Quelles sont les raisons qui vous ont motivée à vous rendre au forum de Yaoundé ?

Il se situe dans la lignée de celui de Montpellier : des sociétés civiles mises à l’honneur et en dialogue. Les gouvernants ont évidemment leur importance dans la conduite des réformes. Mais les véritables aspirations aux changements, les appels à des sociétés plus heureuses, plus pacifiées, plus égalitaires, plus libres, plus prospères, c’est bien des citoyens, et de leurs associations, qu’ils viennent. À travers son programme « Jeunes Ambassadeurs », ONE accorde une grande importance à l’engagement des jeunes.
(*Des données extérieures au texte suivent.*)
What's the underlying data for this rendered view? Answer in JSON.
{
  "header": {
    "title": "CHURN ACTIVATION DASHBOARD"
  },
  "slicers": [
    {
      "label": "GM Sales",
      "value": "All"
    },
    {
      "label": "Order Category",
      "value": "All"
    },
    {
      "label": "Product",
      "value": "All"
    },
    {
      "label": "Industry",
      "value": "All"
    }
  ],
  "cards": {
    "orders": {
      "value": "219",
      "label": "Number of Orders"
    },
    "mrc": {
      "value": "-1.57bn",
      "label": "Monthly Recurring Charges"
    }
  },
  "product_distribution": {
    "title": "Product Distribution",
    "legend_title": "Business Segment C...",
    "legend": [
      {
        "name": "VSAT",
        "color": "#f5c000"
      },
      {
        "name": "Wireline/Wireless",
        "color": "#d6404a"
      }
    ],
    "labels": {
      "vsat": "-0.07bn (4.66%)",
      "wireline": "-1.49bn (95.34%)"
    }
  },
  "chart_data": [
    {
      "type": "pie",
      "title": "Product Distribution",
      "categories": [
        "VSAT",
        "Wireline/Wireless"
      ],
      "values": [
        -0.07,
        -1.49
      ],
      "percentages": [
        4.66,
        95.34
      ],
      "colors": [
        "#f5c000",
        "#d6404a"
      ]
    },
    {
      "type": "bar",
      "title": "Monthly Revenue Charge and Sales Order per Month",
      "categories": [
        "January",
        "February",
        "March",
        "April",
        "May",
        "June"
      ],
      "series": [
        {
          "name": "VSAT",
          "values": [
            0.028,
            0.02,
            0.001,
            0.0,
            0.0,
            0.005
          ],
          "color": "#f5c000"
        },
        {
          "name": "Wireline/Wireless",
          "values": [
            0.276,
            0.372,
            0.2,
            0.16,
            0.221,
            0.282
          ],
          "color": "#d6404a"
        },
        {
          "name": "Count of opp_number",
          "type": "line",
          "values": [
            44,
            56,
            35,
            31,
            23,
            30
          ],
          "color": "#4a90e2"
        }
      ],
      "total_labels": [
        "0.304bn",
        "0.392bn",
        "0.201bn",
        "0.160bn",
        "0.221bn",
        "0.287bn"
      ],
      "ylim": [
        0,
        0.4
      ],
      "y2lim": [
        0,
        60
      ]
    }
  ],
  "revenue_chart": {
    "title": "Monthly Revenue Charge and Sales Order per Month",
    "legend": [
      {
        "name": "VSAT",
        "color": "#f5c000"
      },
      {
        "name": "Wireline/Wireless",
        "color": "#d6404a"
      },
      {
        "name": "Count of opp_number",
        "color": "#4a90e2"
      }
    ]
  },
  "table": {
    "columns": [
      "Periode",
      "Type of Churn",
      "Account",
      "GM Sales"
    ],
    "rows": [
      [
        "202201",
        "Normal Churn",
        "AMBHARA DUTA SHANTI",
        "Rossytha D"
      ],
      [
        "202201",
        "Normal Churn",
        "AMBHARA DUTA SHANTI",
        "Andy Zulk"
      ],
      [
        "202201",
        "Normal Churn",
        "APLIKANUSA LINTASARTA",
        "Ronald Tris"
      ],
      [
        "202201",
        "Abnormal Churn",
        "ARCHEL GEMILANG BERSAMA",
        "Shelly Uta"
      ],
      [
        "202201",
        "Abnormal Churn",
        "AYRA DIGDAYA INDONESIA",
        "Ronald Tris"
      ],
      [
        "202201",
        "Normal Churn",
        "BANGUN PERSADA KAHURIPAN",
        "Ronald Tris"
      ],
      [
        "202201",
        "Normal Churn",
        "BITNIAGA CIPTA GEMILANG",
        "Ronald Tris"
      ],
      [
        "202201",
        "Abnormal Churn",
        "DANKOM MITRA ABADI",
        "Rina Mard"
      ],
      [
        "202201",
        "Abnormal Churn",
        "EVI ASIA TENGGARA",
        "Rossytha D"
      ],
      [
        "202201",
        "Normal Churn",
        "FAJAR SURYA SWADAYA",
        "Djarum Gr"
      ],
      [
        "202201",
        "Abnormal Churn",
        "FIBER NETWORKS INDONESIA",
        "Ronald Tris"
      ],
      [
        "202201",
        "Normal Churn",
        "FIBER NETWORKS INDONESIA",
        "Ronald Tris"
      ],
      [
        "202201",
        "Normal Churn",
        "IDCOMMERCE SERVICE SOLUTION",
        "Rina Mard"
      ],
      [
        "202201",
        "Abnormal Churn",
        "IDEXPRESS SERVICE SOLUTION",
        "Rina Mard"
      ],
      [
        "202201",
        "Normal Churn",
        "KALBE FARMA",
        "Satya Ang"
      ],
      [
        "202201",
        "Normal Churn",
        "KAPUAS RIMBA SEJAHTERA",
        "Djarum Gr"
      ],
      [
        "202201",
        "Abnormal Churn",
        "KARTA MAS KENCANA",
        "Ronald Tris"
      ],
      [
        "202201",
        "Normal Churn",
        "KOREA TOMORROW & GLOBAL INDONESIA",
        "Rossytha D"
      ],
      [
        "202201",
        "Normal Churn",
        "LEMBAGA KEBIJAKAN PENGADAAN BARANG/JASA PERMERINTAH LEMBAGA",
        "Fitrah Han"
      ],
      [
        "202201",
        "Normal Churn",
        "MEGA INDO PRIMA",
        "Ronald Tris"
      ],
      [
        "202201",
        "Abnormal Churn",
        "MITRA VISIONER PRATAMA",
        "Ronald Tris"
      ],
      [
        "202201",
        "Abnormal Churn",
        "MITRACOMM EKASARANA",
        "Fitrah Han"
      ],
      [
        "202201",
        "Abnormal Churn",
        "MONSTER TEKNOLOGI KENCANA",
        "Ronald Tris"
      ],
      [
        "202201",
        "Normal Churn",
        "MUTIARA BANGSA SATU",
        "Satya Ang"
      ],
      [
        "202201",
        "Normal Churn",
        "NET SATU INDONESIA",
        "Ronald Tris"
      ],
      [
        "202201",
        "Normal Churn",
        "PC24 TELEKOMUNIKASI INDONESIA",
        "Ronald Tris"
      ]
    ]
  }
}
On forme chaque année un millier d’entre eux pour qu’ils sachent porter et défendre leur plaidoyer, notamment auprès des parlementaires.

Quels étaient les objectifs de votre ONG lors de sa création ?

ONE a été créée au début des années 2000, d’abord pour s’investir sur les questions de santé, en pleine épidémie du sida, alors que les coûts des traitements étaient exorbitants. Répartir équitablement les solutions et traitements et empêcher les morts évitables, c’est notre mantra. Au-delà, notre cible s’est élargie à l’extrême pauvreté, puisqu’au fond c’est la meilleure des préventions : vous résolvez beaucoup d’entraves concrètes lorsque vous faites sortir les gens de cette non-vie qui consiste à vivre avec moins de 2 dollars par jour.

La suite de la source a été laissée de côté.